In contrast to softwoods, hardwoods are the timber of dicotyledenous angiosperms. Monocots do not produce true wood (they have lost the ability, since they appear to have evolved from water-lily-like herbaceous plants with no need for wood). Bananas are giant herbs (the 'trunk' is made of leaf bases), and the 'trunks' of true palms are produced by primary growth: the stem thickens not from within, but by growing thicker each year - the bottom of a palm would be a rather unstable inverted cone shape if it were not for roots that pull the base into the ground as it does this. This explains why palm trunks are the same diameter all the way up: true secondary growth trunks are thicker at the bottom, and taper towards the top. Dragon trees have 'rediscovered' a form of secondary growth, but it is not organised in the same way as in dicots.

True hardwoods are the wood of trees such as oak, ash, beech, teak and mahogany. It is composed of vessels, (few) tracheids and (lots of) parenchyma.

Vessels do not run from top to bottom of the plant. They form networks, making the system redundant, so that if one vessel fails, they others can work around it. The same goes for tracheid networks.

Fibres are very thick walled sclerenchyma cells. They provide strength to hardwoods, whose wood is generally rather 'holier' than softwoods.

The top and bottom of medullary rays (in both hard and softwoods) is composed of radial parenchyma. This is much more extensive in hardwoods (the rays are 'multiseriate', with several layers of parenchyma). The rays are also wider - softwood rays are usually only one cell wide. Hardwoods often also have axial parenchyma, which forms arcs running parallel with the annual rings. This storage parenchyma is used to store sugars and water during the winter months, particularly in (largely deciduous) hardwoods.

Hardwoods may be broadly classified into two groups. The first are termed ring-porous, and include species such as oak and ash. The vessels in these sorts of wood are much wider and more numerous in earlywood (put on in spring) than latewood (put on in summer, and later in the year). They have clear annual rings.

Diffuse porous hardwoods, on the other hand, such as beech and birch show little variation in the quality and quantity of vessels in diffuse porous woods through the year, so the annual rings are much less obvious.

The typical composition of wood is shown in the following table:

Component	% w/w approx.	State	Made of	Functions
Cellulose	50	Crystalline	Glucose	Microfibre
Hemicellulose & pectin	20	Semi-crystalline	Galactose Mannose Xylose	Matrix
Lignin	25	Amorphous	Phenyl- propane	Matrix
Extractives	5	Monomeric	Terpenes Phenolics	Toxicity

Cellulose is a crystalline polymer of glucose. Strong crosslinking between strands forms microfibrils containing c. 100 cellulose molecules.

Hemicellulose and pectin are small polymers of galactose, sugar-acids, xylose and mannose, which link betweens microfibrils. They are generally semi-crystalline.

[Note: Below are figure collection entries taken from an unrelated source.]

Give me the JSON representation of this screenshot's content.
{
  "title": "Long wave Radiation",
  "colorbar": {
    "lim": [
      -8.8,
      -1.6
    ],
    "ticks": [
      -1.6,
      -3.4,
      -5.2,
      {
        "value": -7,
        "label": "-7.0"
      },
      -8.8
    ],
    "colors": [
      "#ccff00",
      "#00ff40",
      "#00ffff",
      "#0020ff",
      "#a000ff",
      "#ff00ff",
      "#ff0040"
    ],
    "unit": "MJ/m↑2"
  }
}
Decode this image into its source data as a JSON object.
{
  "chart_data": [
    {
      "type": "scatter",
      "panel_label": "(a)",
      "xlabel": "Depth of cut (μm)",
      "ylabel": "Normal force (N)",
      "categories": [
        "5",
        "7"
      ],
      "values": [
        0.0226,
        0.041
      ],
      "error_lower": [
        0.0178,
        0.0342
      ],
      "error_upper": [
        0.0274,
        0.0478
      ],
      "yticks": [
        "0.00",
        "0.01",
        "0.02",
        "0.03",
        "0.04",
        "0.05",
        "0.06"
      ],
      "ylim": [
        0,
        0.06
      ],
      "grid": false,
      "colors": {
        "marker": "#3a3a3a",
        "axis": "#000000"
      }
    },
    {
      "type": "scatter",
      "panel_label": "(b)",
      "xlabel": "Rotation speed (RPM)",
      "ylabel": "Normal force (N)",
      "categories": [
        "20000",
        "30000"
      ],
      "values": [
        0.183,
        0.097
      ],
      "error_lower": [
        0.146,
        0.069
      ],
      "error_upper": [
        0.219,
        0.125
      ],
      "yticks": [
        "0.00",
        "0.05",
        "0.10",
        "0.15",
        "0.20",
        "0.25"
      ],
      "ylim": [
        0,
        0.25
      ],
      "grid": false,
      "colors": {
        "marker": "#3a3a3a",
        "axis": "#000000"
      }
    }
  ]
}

Lignin is a massive polymer formed by oxidative crosslinking of phenylpropane alcohols (sinapyl, coumaryl, coniferyl). The molecule shown below is based on a rather old paper, and is probably incorrect: the structure seems to be far less random than was once thought.

Phenolic extractives include tannins, and lignin monomers, which make the wood unpalatable for wood destroying insects, and also give heartwood its colour and smell.

Test yourself

1. How do softwoods and hardwoods differ?
2. Wood is strong in tension and compression. Account for this by its structure.

Answers

Bibliography

• Raven, P. H., Evert, R. F. and Eichhorn, S. E. (1999). Biology of plants. 6th edition. W. H. Freeman, New York. 647-671. "Secondary growth in stems".
• Taiz, L. and Zeiger, E. (2006). Plant Physiology. 4th edition. Sinauer Associates Incorporated, Sunderland, Massachusetts. 377-415. "Growth and development".